'Zero Bail Fail': Calif. suspect jailed 4 times for attacking officers, robbery, released each time
The Alameda Sheriff's Office posted four separate booking photos of the suspect using the hashtag #ZeroBailFail
SAN FRANCISCO — The Alameda County Sheriff’s Office is publicizing the latest arrest of a man who has been arrested multiple times and released on zero bail, only to be arrested again.
In social media posts on Facebook and Twitter, the sheriff’s office posted four booking photo images of Aubrey Crowder with the hashtag #ZeroBailFail.
The posts said Crowder has been arrested four times since March 27 for alleged robbery, assaults on officers, trespassing, drug and court order violations.
Crowder was released again after trying to assault deputies, the sheriff’s office said.
“A judge failed to sign our bail hold request. It’s likely we see him again,” the post said.
Aubrey Crowder is another #ZeroBailFail.

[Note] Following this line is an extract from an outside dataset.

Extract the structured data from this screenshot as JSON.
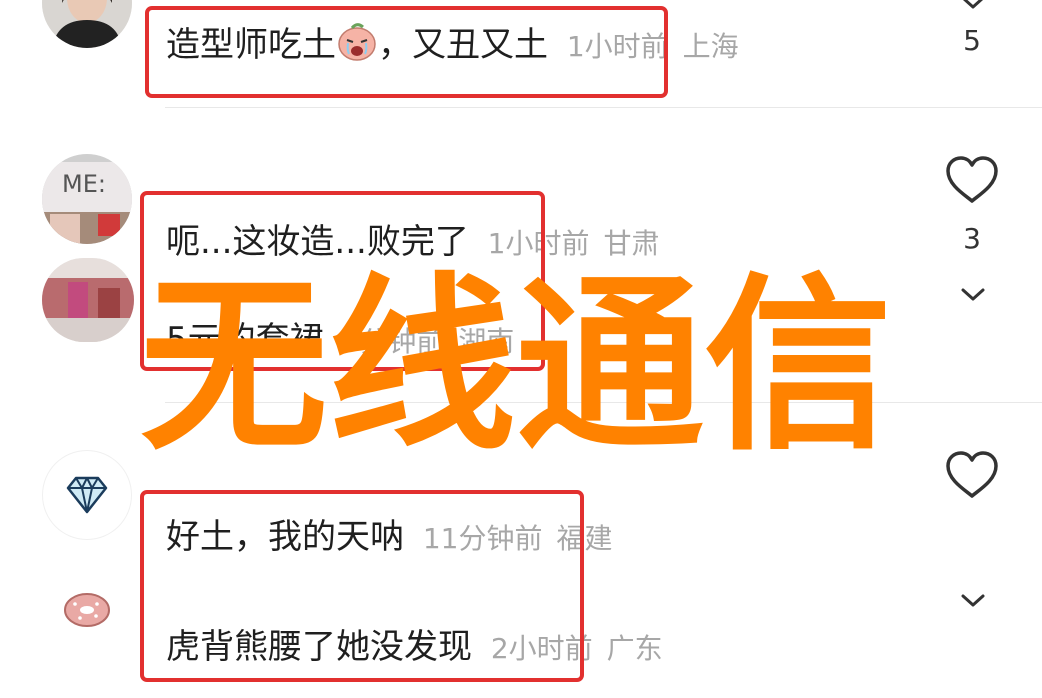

Arrested 4x since 3/27 for Robbery, assaults on officers, trespass, drugs and court order violations. He is released again after trying to assault our deputies. A judge failed to sign our bail hold request. It’s likely we see him again. pic.twitter.com/lKaruYP8g7— Alameda County Sheriff (@ACSOSheriffs) May 27, 2020
Last month, the California Judicial Council issued an order in an effort to protect inmates’ health during the new coronavirus pandemic by reducing overcrowding at jails.
Law enforcement agencies and local prosecutors have railed against the zero bail releases of suspects, and say some of those being released should not be eligible for bail and are often repeat offenders while out on bail.
However, an appeals court ruled defendants can still be held without bail on a judge’s order despite the zero bail policy. Police and prosecutors would need to get the suspect to court to argue against release in front of a judge.
In response to comments on the social media posts that the sheriff’s office was simply using Crowder’s image to fit a narrative without offering him help, the sheriff’s office responded, “We would like an opportunity to intervene and get a fighting chance to get reoffenders into sobriety, rehab programs, education and other services we provide. The Zero Bail does not allow us to hit pause and start those services. We want to help these folks not see them reoffend.”